Objectives: This study aims to assess the prevalence of generalized joint hypermobility (GJH) in school children in relation to scoliosis and to identify musculoskeletal problems.
Patients and methods: This cross-sectional study included 822 school children (413 males, 409 females; mean age 12.2±1.3 years; range, 10 and 15 years). Demographic characteristics of all children were recorded. The presence of GJH was assessed by the Beighton score (≥4 was considered joint hypermobility). Scoliosis screening consisted of forward bend test (FBT) and measurement of angle of trunk rotation (ATR). Positive FBT or ATR ≥5° was referred to a portable X-ray device. The presence of musculoskeletal complaints was determined by a questionnaire.
Results: Children’s Body Mass Index (BMI) was 19.6±4.1. GJH was diagnosed in 151 subjects (18.4%). No significant association was detected between sex and hypermobility. Joint hypermobility was inversely correlated with age and BMI. Scoliosis was found in 43 subjects (5.2%) and all of them except one girl had mild scoliosis. The most common scoliosis pattern was a single left thoracolumbar curve. Seventy-three subjects (8.9%) had Cobb angle under 10°, with a potential for progression. Among subjects having GJH, the most common clinical finding was pes planus (34.3%) and the most common clinical symptom was ankle sprain (31.3%).

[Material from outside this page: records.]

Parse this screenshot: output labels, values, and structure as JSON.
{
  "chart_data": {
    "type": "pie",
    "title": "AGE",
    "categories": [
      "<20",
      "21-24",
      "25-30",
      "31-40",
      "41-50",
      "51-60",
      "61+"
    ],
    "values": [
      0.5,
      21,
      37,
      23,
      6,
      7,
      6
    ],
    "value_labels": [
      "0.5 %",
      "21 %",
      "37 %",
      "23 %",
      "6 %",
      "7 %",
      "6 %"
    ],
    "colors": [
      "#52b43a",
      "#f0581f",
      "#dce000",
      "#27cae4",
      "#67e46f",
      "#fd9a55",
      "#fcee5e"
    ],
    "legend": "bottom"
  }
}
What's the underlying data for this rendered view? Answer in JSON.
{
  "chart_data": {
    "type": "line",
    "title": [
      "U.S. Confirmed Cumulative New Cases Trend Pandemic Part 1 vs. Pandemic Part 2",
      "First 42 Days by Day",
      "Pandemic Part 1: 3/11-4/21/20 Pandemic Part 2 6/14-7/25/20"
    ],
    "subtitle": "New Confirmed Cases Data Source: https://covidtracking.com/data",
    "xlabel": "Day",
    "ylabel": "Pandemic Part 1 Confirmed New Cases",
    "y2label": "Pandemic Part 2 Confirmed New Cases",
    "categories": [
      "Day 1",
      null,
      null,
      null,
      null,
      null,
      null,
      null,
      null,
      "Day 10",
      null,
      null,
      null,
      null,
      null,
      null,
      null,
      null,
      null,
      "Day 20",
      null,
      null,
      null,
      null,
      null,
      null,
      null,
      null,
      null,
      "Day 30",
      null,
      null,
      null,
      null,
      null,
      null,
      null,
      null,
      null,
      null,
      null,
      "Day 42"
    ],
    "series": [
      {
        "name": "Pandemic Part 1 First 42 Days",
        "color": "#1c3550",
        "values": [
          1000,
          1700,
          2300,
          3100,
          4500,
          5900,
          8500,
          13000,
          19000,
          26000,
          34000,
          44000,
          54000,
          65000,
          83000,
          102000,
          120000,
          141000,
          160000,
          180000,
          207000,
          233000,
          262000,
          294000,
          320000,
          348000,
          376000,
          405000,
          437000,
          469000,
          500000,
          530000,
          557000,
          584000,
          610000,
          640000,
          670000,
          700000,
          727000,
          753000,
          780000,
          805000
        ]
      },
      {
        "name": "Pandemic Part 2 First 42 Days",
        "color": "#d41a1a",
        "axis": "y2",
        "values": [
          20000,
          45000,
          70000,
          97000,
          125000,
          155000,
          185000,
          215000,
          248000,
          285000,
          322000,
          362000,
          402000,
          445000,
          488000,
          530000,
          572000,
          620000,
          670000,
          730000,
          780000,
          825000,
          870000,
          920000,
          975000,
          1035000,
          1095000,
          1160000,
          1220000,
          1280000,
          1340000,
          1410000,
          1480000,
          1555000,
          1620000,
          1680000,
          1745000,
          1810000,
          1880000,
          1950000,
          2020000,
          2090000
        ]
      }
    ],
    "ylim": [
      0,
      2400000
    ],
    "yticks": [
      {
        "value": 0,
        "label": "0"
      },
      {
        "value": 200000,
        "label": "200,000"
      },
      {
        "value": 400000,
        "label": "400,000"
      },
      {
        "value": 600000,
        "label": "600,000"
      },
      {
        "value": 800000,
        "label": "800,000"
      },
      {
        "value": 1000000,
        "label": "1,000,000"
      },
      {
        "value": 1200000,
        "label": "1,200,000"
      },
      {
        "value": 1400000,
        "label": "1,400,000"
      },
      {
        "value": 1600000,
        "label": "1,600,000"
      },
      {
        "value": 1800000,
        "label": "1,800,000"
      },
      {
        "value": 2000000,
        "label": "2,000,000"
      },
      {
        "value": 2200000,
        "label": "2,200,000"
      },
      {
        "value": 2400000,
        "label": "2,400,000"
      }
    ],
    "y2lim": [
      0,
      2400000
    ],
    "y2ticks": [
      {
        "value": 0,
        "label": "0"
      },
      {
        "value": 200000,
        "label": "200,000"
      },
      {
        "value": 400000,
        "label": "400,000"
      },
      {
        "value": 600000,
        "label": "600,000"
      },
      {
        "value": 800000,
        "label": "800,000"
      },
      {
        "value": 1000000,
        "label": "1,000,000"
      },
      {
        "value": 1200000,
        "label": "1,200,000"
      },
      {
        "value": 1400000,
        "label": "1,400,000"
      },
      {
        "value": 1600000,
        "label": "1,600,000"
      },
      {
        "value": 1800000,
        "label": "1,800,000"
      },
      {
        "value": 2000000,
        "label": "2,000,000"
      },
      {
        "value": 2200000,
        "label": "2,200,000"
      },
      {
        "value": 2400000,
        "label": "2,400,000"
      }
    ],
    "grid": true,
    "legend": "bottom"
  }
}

Conclusion: Similar to that found in children from many countries, GJH is a common clinical condition in Turkish children. GJH should be assessed in the differential diagnosis of adolescents with musculoskeletal complaints for effective treatment and reducing morbidity. GJH should be considered in adolescents with scoliosis, which may be an important aspect in treatment.

Citation: Bozkurt S, Kayalar G, Tezel N, Güler T, Kesikburun B, Denizli M, et al. Hypermobility frequency in school children: Relationship with idiopathic scoliosis, age, sex and musculoskeletal problems. Arch Rheumatol 2019;34(x):i-vi.